The herpes zoster vaccine is effective in protecting older adults against shingles, even if they later undergo chemotherapy, according to new research. The findings were published online in the journal Clinical Infectious Diseases.
In a cohort study of >21,000 patients aged ≥60 years that received chemotherapy between January 2007 and December 2012, the incidence rate of herpes zoster was 12.87 in the vaccinated cohort (95% CI, 10.48–15.80) vs. 22.05 in the non-vaccinated cohort (95% CI, 20.33–23.92) per 1,000 person-years. The patients receiving the herpes zoster vaccine were 42% less likely to develop shingles following chemotherapy. Although the incidence of shingles increased in the small subgroup of patients receiving the herpes zoster vaccine within 60 days prior to chemotherapy, this was the only group impacted by the indication bias. No patients that received the vaccine were hospitalized for shingles after chemotherapy, compared to 6 unvaccinated patients that required hospitalization.

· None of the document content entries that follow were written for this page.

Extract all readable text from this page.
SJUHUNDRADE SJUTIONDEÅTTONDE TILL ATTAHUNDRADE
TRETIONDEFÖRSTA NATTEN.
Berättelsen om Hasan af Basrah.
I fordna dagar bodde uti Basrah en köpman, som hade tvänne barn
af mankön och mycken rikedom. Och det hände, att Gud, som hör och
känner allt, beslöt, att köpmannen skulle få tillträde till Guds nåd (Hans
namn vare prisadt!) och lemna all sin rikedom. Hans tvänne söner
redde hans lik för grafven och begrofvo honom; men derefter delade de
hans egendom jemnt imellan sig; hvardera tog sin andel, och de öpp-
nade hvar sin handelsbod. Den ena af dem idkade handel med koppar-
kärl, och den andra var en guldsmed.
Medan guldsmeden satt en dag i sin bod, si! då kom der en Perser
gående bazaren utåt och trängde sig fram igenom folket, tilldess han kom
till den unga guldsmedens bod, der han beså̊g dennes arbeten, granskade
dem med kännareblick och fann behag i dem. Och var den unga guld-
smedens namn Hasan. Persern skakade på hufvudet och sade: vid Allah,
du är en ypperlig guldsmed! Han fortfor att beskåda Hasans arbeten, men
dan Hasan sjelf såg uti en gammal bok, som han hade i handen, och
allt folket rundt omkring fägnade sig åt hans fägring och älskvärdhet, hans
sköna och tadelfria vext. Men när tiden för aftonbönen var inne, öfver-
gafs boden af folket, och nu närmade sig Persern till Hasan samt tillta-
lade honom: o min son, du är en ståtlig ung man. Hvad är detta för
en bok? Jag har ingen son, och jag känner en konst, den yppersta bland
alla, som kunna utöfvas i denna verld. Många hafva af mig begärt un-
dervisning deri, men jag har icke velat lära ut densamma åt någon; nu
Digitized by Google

The Centers for Disease Control and Prevention (CDC) recommends that adults ≥60 years of age receive the herpes zoster vaccine to reduce the risk of developing shingles and prevent long-term complications associated with the virus. The study authors add that these results add to the existing support for zoster vaccine administration to indicated adults while they are immunocompetent.